The persistence of a giant plume of oil in the Gulf of Mexico suggests that the long-term impact of the BP Deepwater Horizon spill may be worse than earlier assumed, a new scientific study has revealed.
In the latest issue of Science magazine, researchers at the Woods Hole Oceanographic Institution (WHOI) discussed their investigations of a plume of hydrocarbons at least 22 miles long and more than 3,000 feet below the surface. According to Christopher Reddy, a WHOI marine geochemist and oil spill expert, “The plume was not a river of Hershey’s Syrup... But that’s not to say it isn’t harmful to the environment.”
Doubts on earlier claims
Their discovery has cast doubt upon earlier claims by government agencies such as the National Oceanic and Atmospheric Administration (NOAA), which said that 74 per cent of the oil that gushed into the Gulf between April and August was either captured directly at the Macondo well site, had naturally evaporated or had been dispersed by operations at the surface and dissolved into microscopic droplets.
According to the most recent study, the 1.2-mile-wide, 650-foot-high plume of trapped hydrocarbons provided at least a partial answer to recent questions asking where all the oil had gone as surface slicks shrank and disappeared. Mr. Reddy said, “These results indicate that efforts to book-keep where the oil went must now include this plume.”

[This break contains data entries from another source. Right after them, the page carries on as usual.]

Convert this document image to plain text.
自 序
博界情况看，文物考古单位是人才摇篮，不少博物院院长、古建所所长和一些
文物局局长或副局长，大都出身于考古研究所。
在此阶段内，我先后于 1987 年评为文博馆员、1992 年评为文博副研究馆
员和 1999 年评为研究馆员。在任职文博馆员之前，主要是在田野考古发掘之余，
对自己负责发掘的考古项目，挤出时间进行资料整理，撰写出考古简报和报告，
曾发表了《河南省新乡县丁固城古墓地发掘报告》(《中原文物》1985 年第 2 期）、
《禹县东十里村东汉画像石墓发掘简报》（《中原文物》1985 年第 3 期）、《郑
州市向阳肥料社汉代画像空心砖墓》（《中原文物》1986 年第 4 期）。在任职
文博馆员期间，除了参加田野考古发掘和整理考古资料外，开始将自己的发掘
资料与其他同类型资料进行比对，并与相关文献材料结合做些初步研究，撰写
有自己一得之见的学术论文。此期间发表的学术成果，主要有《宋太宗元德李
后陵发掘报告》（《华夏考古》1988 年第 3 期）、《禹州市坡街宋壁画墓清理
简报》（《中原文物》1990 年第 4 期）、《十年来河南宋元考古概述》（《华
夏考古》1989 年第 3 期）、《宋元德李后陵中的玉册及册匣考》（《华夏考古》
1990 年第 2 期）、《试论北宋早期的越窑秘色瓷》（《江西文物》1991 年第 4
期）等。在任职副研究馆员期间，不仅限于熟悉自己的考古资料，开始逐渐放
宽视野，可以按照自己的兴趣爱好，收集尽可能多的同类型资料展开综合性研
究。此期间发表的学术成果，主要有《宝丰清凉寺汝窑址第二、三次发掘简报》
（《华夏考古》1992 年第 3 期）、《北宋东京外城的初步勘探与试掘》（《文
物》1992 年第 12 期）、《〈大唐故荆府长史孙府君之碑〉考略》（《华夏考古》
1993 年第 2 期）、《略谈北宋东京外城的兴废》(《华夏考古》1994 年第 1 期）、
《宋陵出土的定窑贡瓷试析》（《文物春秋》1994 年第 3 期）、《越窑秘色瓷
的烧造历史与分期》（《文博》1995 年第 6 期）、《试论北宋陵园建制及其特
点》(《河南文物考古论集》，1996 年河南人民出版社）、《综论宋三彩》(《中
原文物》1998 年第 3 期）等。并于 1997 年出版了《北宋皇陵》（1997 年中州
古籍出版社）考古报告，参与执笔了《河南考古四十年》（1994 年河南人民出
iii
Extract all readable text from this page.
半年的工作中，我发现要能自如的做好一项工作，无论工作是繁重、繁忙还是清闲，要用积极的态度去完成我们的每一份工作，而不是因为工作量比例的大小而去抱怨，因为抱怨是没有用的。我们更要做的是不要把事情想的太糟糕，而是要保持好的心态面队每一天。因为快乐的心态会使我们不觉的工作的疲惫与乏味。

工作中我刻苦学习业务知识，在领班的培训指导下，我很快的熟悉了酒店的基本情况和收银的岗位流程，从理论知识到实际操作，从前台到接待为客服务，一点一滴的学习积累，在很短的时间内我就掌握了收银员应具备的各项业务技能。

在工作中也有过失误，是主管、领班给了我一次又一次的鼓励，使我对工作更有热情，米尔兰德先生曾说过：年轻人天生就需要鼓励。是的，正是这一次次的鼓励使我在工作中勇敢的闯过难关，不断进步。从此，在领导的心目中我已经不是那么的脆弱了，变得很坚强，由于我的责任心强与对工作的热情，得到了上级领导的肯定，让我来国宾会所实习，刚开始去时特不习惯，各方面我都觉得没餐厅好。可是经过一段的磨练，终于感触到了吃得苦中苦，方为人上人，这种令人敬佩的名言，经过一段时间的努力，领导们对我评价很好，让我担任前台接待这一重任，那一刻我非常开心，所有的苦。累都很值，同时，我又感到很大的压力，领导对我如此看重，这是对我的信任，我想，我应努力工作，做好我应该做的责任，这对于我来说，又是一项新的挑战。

The WHOI study also disputed official estimates of the speed at which deep-sea microbes were degrading the plume. The plume has shown that the oil already “is persisting for longer periods than we would have expected”, according to Richard Camilli, Chief Scientist at WHOI and lead author of the paper. He added, “Many people speculated that subsurface oil droplets were being easily biodegraded. Well, we didn’t find that. We found it was still there.”
The WHOI study was based on approximately 57,000 discrete chemical analyses undertaken during a June 19-28 scientific cruise. The expedition entailed the use of two highly advanced technologies: the autonomous underwater vehicle and an underwater mass spectrometer.
While the WHOI scientists noted that they had found no “dead zones”, or regions of significant oxygen depletion within the plume where marine life could not survive, WHOI geochemist Benjamin Van Mooy, said this finding could have significant implications.
“If the oxygen data from the plume layer are telling us it isn’t being rapidly consumed by microbes near the well,” he said, “the hydrocarbons could persist for some time. So it is possible that oil could be transported considerable distances from the well before being degraded.”